As far as we at RGCD are concerned, Nenad of 16x16 was robbed in the recent 2006 Retro Remakes competition. Receiving a pitiful 4th place for his opus was clearly criminal when you take into consideration the calibre of some of the higher scoring entries. Regardless as to what the competition results may have led you to believe, Counter Clockwise is a very special game - in fact it only missed this issue's 'Featured Game' status by a score difference of one percent.

Before continuing, it's time for a brief history lesson. Back in 1983, New Generation Software released a game called Knot In 3D for the humble ZX Spectrum - essentially a three dimensional Light Cycles (aka Tron) game. Unfortunately, and primarily due to the limitations of the machine, Knot In 3D ended up as more of a technical demo than a playable game - it may well have been revolutionary for the time, but you'd be hard pushed to say it was actually fun to play. So ultimately, Knot In 3D was (on paper) a good game design, but unachievable in practice on the available hardware - making it an ideal project for a modern remake.

Counter Clockwise is a perfect example of what a remake should be. Nenad has taken the basic premise of the original and created an update with vastly improved playability, new game-play elements, and 21st century graphics and sound.

Counter Clockwise

As already explained, the original game was a Light Cycles variant - the difference being in that the player was free to move in three axis (x, y & z) instead of the usual two (x & y). In a nutshell, the player controls a continuously moving craft that leaves a solid tail behind, and the goal of the game is to survive as long as possible by navigating through the three dimensional environment and avoiding the tails that are left behind the player and computer controlled craft. Nenad's remake is essentially the same, but with the addition of stunts (that award the player with both score points and power ups through the clever use of multipliers) - and most importantly, guns and smart-bombs.
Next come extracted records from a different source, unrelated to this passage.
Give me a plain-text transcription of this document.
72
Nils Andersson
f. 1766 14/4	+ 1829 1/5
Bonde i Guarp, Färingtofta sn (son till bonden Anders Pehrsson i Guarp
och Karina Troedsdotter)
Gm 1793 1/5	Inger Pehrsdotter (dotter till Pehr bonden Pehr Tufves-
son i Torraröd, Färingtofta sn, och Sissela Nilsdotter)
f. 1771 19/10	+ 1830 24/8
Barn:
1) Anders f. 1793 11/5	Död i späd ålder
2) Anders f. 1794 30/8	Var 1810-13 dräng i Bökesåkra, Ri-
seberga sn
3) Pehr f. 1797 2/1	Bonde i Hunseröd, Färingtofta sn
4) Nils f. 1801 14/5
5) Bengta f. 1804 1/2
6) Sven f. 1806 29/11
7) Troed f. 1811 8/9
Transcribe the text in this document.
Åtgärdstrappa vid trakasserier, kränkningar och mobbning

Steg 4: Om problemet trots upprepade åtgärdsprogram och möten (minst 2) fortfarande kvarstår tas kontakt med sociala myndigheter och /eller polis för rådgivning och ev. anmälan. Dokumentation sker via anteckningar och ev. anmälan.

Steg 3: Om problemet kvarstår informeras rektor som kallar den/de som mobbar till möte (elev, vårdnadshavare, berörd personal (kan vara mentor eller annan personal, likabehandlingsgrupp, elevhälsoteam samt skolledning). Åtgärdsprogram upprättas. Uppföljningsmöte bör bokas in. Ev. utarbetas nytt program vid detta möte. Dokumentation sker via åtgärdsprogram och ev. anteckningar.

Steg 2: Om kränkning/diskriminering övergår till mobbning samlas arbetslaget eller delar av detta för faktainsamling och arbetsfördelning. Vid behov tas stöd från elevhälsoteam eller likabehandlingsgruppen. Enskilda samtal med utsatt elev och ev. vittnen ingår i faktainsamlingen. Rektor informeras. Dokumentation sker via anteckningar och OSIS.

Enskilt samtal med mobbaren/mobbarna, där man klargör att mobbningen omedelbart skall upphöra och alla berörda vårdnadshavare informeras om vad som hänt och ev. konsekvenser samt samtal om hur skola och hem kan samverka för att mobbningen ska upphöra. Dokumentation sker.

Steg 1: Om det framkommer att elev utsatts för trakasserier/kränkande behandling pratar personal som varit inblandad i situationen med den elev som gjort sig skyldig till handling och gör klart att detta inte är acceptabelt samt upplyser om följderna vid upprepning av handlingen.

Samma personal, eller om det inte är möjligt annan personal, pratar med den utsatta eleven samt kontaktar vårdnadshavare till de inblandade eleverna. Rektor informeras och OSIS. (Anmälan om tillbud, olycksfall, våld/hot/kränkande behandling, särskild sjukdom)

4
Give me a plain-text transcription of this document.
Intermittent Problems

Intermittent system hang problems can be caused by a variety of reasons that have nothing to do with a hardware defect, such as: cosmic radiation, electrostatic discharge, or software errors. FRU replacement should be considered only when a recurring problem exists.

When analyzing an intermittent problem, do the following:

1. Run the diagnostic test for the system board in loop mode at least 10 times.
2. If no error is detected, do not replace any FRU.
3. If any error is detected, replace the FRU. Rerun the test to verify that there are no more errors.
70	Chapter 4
The addition of a weapons and a stunt-multiplier based power-up system to the remake has resulted in the game being hugely more enjoyable to play. As with the original, to progress from stage to stage the player has to reach a certain score. However, the addition of these new game-play elements means that players can choose the game strategy most suited to their playing style, be it through either out-manoeuvring or out-gunning the computer controlled craft.

The control mechanism is highly intuitive, using the cursor keys for movement and the mouse for controlling speed and for firing at the AI opponents or destroying the tails blocking your path. Thoughtfully, Nenad has included the ability to fully customise the game controls (for those unhappy with the default set up) via the game's comprehensive menu system.

It has to be said that everything about Counter Clockwise is of high, if not commercial quality. As well as the future-retro Wipeout-inspired visuals and audio, there's even a stunt training tutorial to help new players get the most out of the game and the ability to upload your high scores to the game's website. All of the game settings can be adjusted to suit your computer's specification, right down to the HUD style and number (and density) of explosion particles. This level of attention to detail is rarely seen in commercial games, let alone freeware releases.

The only flaw in the game is in its longetivity - Counter Clockwise's simplicity is both its core strength and weakness. After you've mastered all the stunts and can build up massive scores the game leaves little to challenge the player. However, having said that, Counter Clockwise has still been one of the most played games during the creation of this discmag and is one that I'll definitely be coming back to many times again in the future.